ISRO successfully launched its geo-stationary satellite, GSAT-12 on July 15th. Strange it may seem, the launch vehicle was the PSLV-C17, ISRO’s only proven workhorse. But, PSLV stands for Polar Satellite Launch Vehicle, right? Which means this rocket is designed to put satellites earmarked for remote sensing, cartography and military applications into a polar orbit? Then why ISRO is using this vehicle to send a geo-satellite which need to be at an orbit 36,000 km high? There we are, marvelling at the wisdom of the adage, “When the only tool you own is a hammer, every problem begins to resemble a nail.”

As mentioned in my previous blog post, ISRO has failed to come up with GSLV, the rocket capable of sending communication satellites to geo-synchronous orbits. They have attempted, true, but the result is a miserable failure. Other countries had developed their own capability in far less time and with far less budget. In the U.S., even a private company owns this technology! What more ISRO can hope for, with the massive infrastructure of budget, man power and an audience which applauds at even the slightest ups, but fails to notice the biggest downs? The GSLV, when it takes shape at last, would be poor cousins to the versions owned by developed countries and China, as it can handle only 2.5 tons, whereas the capacity is 4.5 to 5 tons elsewhere. ISRO can’t even come up with even this humble one.

And just how did they manage to launch a geo-satellite with PSLV? It launched it into an elliptical transfer orbit, with 284 km perigee and 21,000 km apogee.

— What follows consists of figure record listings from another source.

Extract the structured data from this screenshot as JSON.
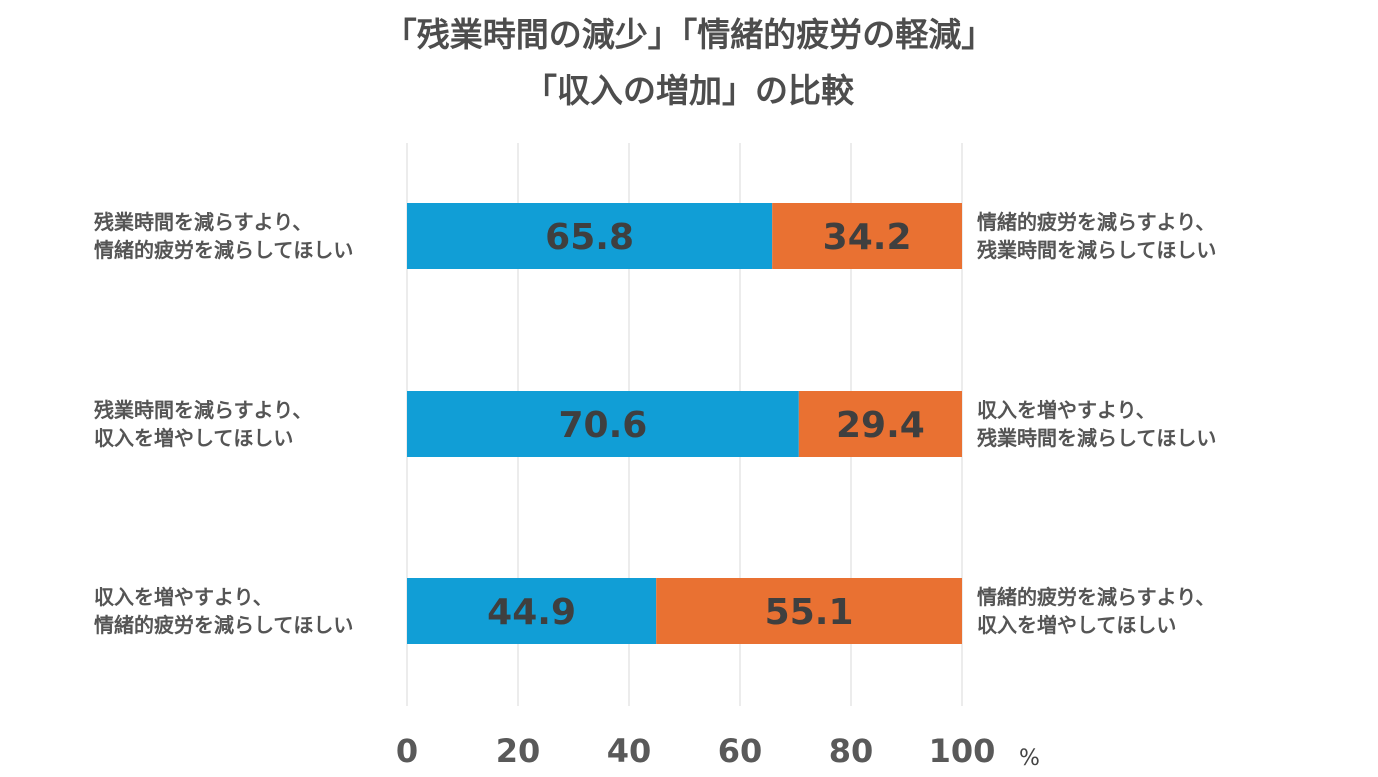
{
  "chart_data": {
    "type": "bar",
    "stacked": true,
    "orientation": "horizontal",
    "title": [
      "「残業時間の減少」「情緒的疲労の軽減」",
      "「収入の増加」の比較"
    ],
    "xlim": [
      0,
      100
    ],
    "xticks": [
      "0",
      "20",
      "40",
      "60",
      "80",
      "100"
    ],
    "x_unit": "%",
    "grid": true,
    "colors": {
      "left": "#119ed6",
      "right": "#e97132",
      "value_label": "#3f3f3f",
      "grid": "#d9d9d9"
    },
    "rows": [
      {
        "left_label": [
          "残業時間を減らすより、",
          "情緒的疲労を減らしてほしい"
        ],
        "right_label": [
          "情緒的疲労を減らすより、",
          "残業時間を減らしてほしい"
        ],
        "left_value": 65.8,
        "right_value": 34.2
      },
      {
        "left_label": [
          "残業時間を減らすより、",
          "収入を増やしてほしい"
        ],
        "right_label": [
          "収入を増やすより、",
          "残業時間を減らしてほしい"
        ],
        "left_value": 70.6,
        "right_value": 29.4
      },
      {
        "left_label": [
          "収入を増やすより、",
          "情緒的疲労を減らしてほしい"
        ],
        "right_label": [
          "情緒的疲労を減らすより、",
          "収入を増やしてほしい"
        ],
        "left_value": 44.9,
        "right_value": 55.1
      }
    ]
  }
}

The inbuilt liquid apogee motor then took control which raised both the apogee and perigee to put it at 36,000 km! I don’t know much about rocket science, but surely, such a powerful motor must have used up more space and power which could’ve been used for communication transponders, if only ISRO could perfect the design of GSLV? The saddest part is that the unsuspecting public wholeheartedly celebrated ISRO’s feat, which in fact was a fiasco.